As autonomous platforms become more advanced, it is useful to obtain more information about the environment. Classic vision sensors such as RGB-D cameras, LiDAR, or acoustical imaging cameras are capable of accurately displaying the location of an object in 3D space and are widely used for this purpose. However, a problem arises when the measurement environment becomes more complex and measurement data might begin to suffer in terms of accuracy. Imaging sonar sensors are developed specifically for these environments but are limited in terms of frame rate due to the inherent slow nature of sound. This paper will propose a method to increase the amount of useful information obtained from the available data from a single measurement in post-processing.
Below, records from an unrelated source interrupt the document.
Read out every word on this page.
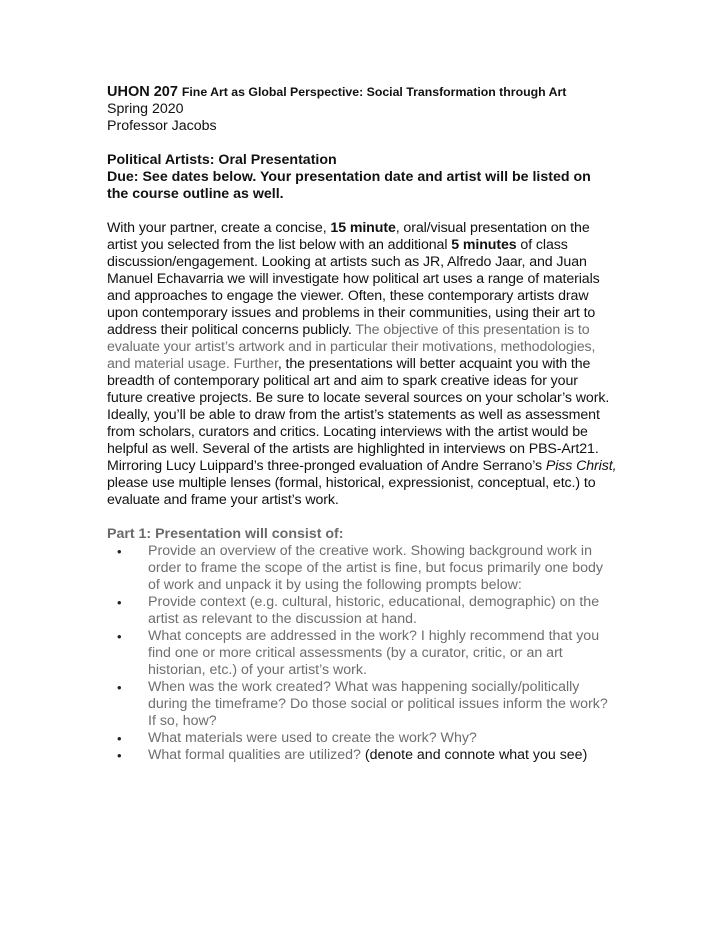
UHON 207 Fine Art as Global Perspective: Social Transformation through Art

Spring 2020

Professor Jacobs

Political Artists: Oral Presentation

Due: See dates below. Your presentation date and artist will be listed on

the course outline as well.

With your partner, create a concise, 15 minute, oral/visual presentation on the artist you selected from the list below with an additional 5 minutes of class discussion/engagement. Looking at artists such as JR, Alfredo Jaar, and Juan Manuel Echavarria we will investigate how political art uses a range of materials and approaches to engage the viewer. Often, these contemporary artists draw upon contemporary issues and problems in their communities, using their art to address their political concerns publicly. The objective of this presentation is to evaluate your artist’s artwork and in particular their motivations, methodologies, and material usage. Further, the presentations will better acquaint you with the breadth of contemporary political art and aim to spark creative ideas for your future creative projects. Be sure to locate several sources on your scholar’s work. Ideally, you’ll be able to draw from the artist’s statements as well as assessment from scholars, curators and critics. Locating interviews with the artist would be helpful as well. Several of the artists are highlighted in interviews on PBS-Art21. Mirroring Lucy Luippard’s three-pronged evaluation of Andre Serrano’s Piss Christ, please use multiple lenses (formal, historical, expressionist, conceptual, etc.) to evaluate and frame your artist’s work.

Part 1: Presentation will consist of:

• Provide an overview of the creative work. Showing background work in order to frame the scope of the artist is fine, but focus primarily one body of work and unpack it by using the following prompts below:
• Provide context (e.g. cultural, historic, educational, demographic) on the artist as relevant to the discussion at hand.
• What concepts are addressed in the work? I highly recommend that you find one or more critical assessments (by a curator, critic, or an art historian, etc.) of your artist’s work.
• When was the work created? What was happening socially/politically during the timeframe? Do those social or political issues inform the work? If so, how?
• What materials were used to create the work? Why?
• What formal qualities are utilized? (denote and connote what you see)
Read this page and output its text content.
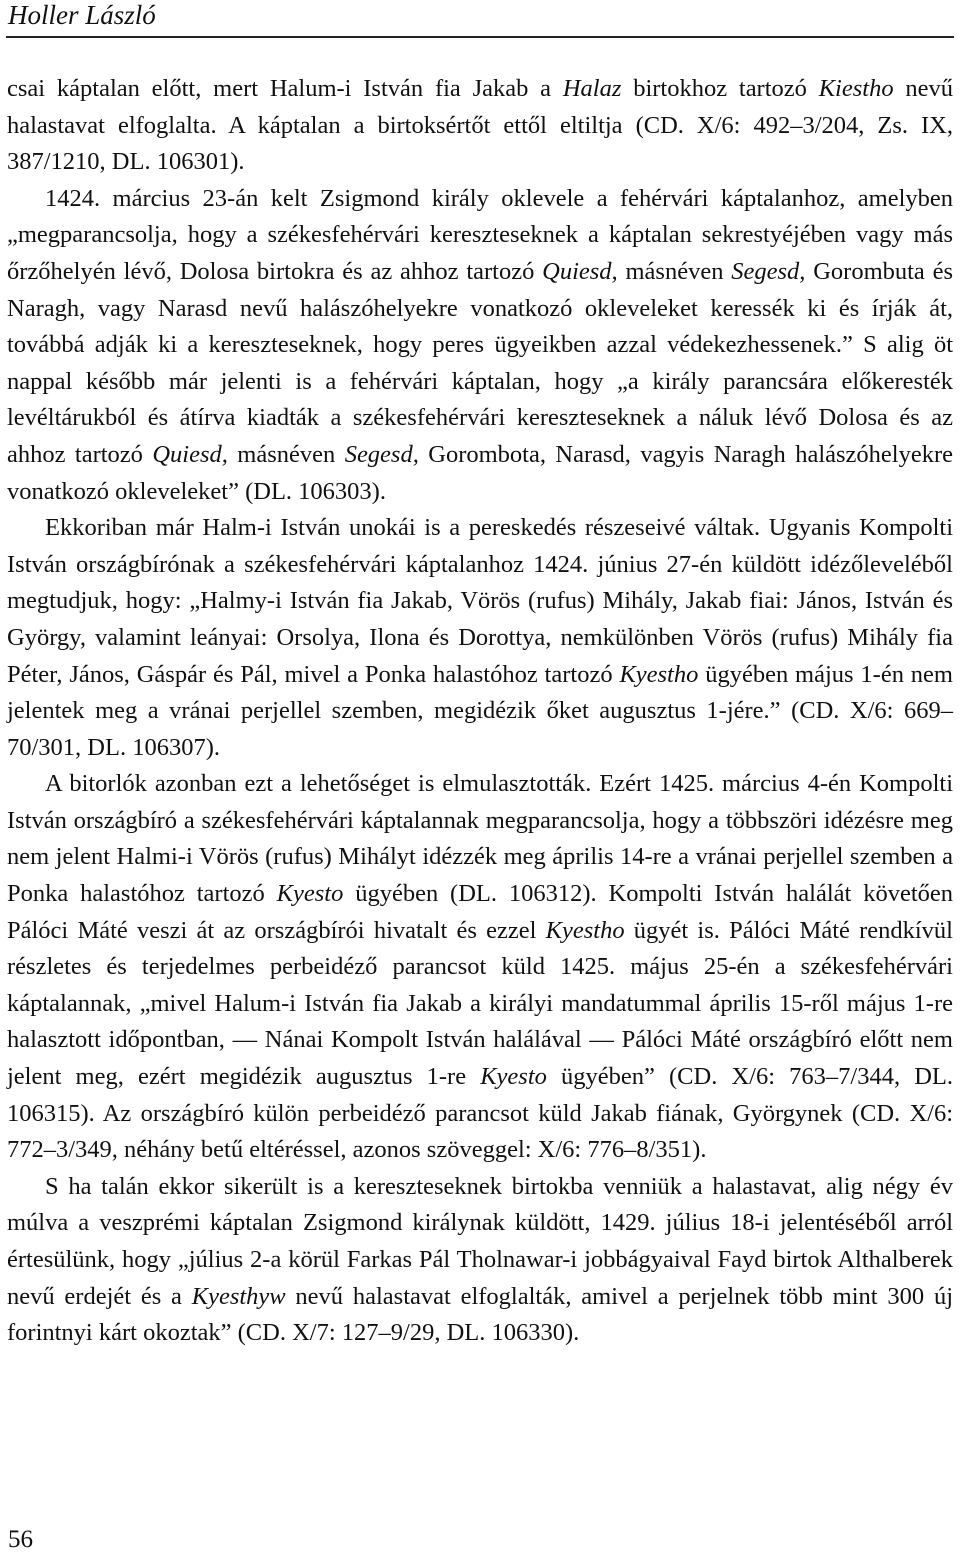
Holler László

csai káptalan előtt, mert Halum-i István fia Jakab a Halaz birtokhoz tartozó Kiestho nevű halastavat elfoglalta. A káptalan a birtoksértőt ettől eltiltja (CD. X/6: 492–3/204, Zs. IX, 387/1210, DL. 106301).

1424. március 23-án kelt Zsigmond király oklevele a fehérvári káptalanhoz, amelyben „megparancsolja, hogy a székesfehérvári kereszteseknek a káptalan sekrestyéjében vagy más őrzőhelyén lévő, Dolosa birtokra és az ahhoz tartozó Quiesd, másnéven Segesd, Gorombuta és Naragh, vagy Narasd nevű halászóhelyekre vonatkozó okleveleket keressék ki és írják át, továbbá adják ki a kereszteseknek, hogy peres ügyeikben azzal védekezhessenek.” S alig öt nappal később már jelenti is a fehérvári káptalan, hogy „a király parancsára előkeresték levéltárukból és átírva kiadták a székesfehérvári kereszteseknek a náluk lévő Dolosa és az ahhoz tartozó Quiesd, másnéven Segesd, Gorombota, Narasd, vagyis Naragh halászóhelyekre vonatkozó okleveleket” (DL. 106303).

Ekkoriban már Halm-i István unokái is a pereskedés részeseivé váltak. Ugyanis Kompolti István országbírónak a székesfehérvári káptalanhoz 1424. június 27-én küldött idézőleveléből megtudjuk, hogy: „Halmy-i István fia Jakab, Vörös (rufus) Mihály, Jakab fiai: János, István és György, valamint leányai: Orsolya, Ilona és Dorottya, nemkülönben Vörös (rufus) Mihály fia Péter, János, Gáspár és Pál, mivel a Ponka halastóhoz tartozó Kyestho ügyében május 1-én nem jelentek meg a vránai perjellel szemben, megidézik őket augusztus 1-jére.” (CD. X/6: 669–70/301, DL. 106307).

A bitorlók azonban ezt a lehetőséget is elmulasztották. Ezért 1425. március 4-én Kompolti István országbíró a székesfehérvári káptalannak megparancsolja, hogy a többszöri idézésre meg nem jelent Halmi-i Vörös (rufus) Mihályt idézzék meg április 14-re a vránai perjellel szemben a Ponka halastóhoz tartozó Kyesto ügyében (DL. 106312). Kompolti István halálát követően Pálóci Máté veszi át az országbírói hivatalt és ezzel Kyestho ügyét is. Pálóci Máté rendkívül részletes és terjedelmes perbeidéző parancsot küld 1425. május 25-én a székesfehérvári káptalannak, „mivel Halum-i István fia Jakab a királyi mandatummal április 15-ről május 1-re halasztott időpontban, — Nánai Kompolt István halálával — Pálóci Máté országbíró előtt nem jelent meg, ezért megidézik augusztus 1-re Kyesto ügyében” (CD. X/6: 763–7/344, DL. 106315). Az országbíró külön perbeidéző parancsot küld Jakab fiának, Györgynek (CD. X/6: 772–3/349, néhány betű eltéréssel, azonos szöveggel: X/6: 776–8/351).

S ha talán ekkor sikerült is a kereszteseknek birtokba venniük a halastavat, alig négy év múlva a veszprémi káptalan Zsigmond királynak küldött, 1429. július 18-i jelentéséből arról értesülünk, hogy „július 2-a körül Farkas Pál Tholnawar-i jobbágyaival Fayd birtok Althalberek nevű erdejét és a Kyesthyw nevű halastavat elfoglalták, amivel a perjelnek több mint 300 új forintnyi kárt okoztak” (CD. X/7: 127–9/29, DL. 106330).

56
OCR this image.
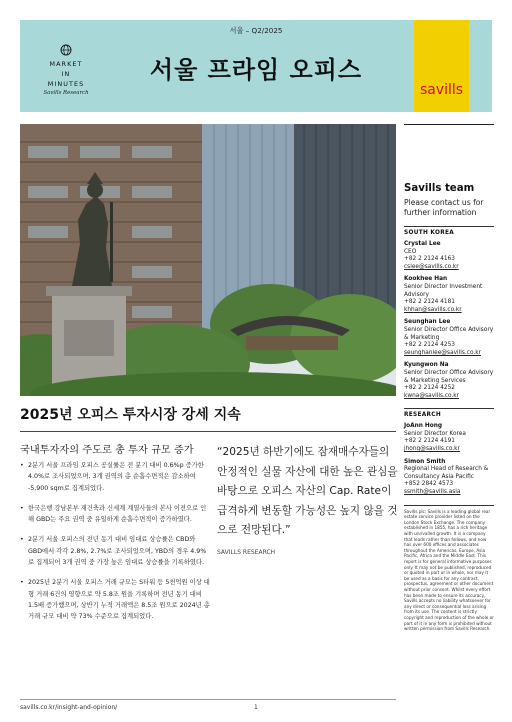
MARKET
IN
MINUTES
Savills Research
서울 – Q2/2025
서울 프라임 오피스
savills
2025년 오피스 투자시장 강세 지속
국내투자자의 주도로 총 투자 규모 증가
• 2분기 서울 프라임 오피스 공실률은 전 분기 대비 0.6%p 증가한 4.0%로 조사되었으며, 3개 권역의 총 순흡수면적은 감소하여 -5,900 sqm로 집계되었다.
• 한국은행 강남본부 재건축과 신세계 계열사들의 본사 이전으로 인해 GBD는 주요 권역 중 유일하게 순흡수면적이 증가하였다.
• 2분기 서울 오피스의 전년 동기 대비 임대료 상승률은 CBD와 GBD에서 각각 2.8%, 2.7%로 조사되었으며, YBD의 경우 4.9%로 집계되어 3개 권역 중 가장 높은 임대료 상승률을 기록하였다.
• 2025년 2분기 서울 오피스 거래 규모는 S타워 등 5천억원 이상 대형 거래 6건의 영향으로 약 5.8조 원을 기록하며 전년 동기 대비 1.5배 증가했으며, 상반기 누적 거래액은 8.5조 원으로 2024년 총 거래 규모 대비 약 73% 수준으로 집계되었다.
“2025년 하반기에도 잠재매수자들의 안정적인 실물 자산에 대한 높은 관심을 바탕으로 오피스 자산의 Cap. Rate이 급격하게 변동할 가능성은 높지 않을 것으로 전망된다.”
SAVILLS RESEARCH
Savills team
Please contact us for further information
SOUTH KOREA
Crystal Lee
CEO
+82 2 2124 4163
cslee@savills.co.kr
Kookhee Han
Senior Director Investment Advisory
+82 2 2124 4181
khhan@savills.co.kr
Seunghan Lee
Senior Director Office Advisory & Marketing
+82 2 2124 4253
seunghanlee@savills.co.kr
Kyungwon Na
Senior Director Office Advisory & Marketing Services
+82 2 2124 4252
kwna@savills.co.kr
RESEARCH
JoAnn Hong
Senior Director Korea
+82 2 2124 4191
jhong@savills.co.kr
Simon Smith
Regional Head of Research & Consultancy Asia Pacific
+852 2842 4573
ssmith@savills.asia
Savills plc: Savills is a leading global real estate service provider listed on the London Stock Exchange. The company established in 1855, has a rich heritage with unrivalled growth. It is a company that leads rather than follows, and now has over 600 offices and associates throughout the Americas, Europe, Asia Pacific, Africa and the Middle East. This report is for general informative purposes only. It may not be published, reproduced or quoted in part or in whole, nor may it be used as a basis for any contract, prospectus, agreement or other document without prior consent. Whilst every effort has been made to ensure its accuracy, Savills accepts no liability whatsoever for any direct or consequential loss arising from its use. The content is strictly copyright and reproduction of the whole or part of it in any form is prohibited without written permission from Savills Research.
savills.co.kr/insight-and-opinion/	1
Utilizing a signal in combination with a Doppler velocity-tuned matched-filter bank it is possible to estimate the radial velocity of an object with respect to the sensor’s location. This allows the robot to make better decisions when it comes to path planning and collision avoidance, as a rapidly approaching object requires a different action than a stationary object or one moving away from the sensor. Another advantage of this system is that a single seemingly-large object might be identified as two close lying objects with different speeds. This paper serves as a proof-of-concept with results from a realistic simulation environment using an imaging sonar sensor and shows that the proposed method is perfectly suitable for making accurate estimations of an object’s radial velocity.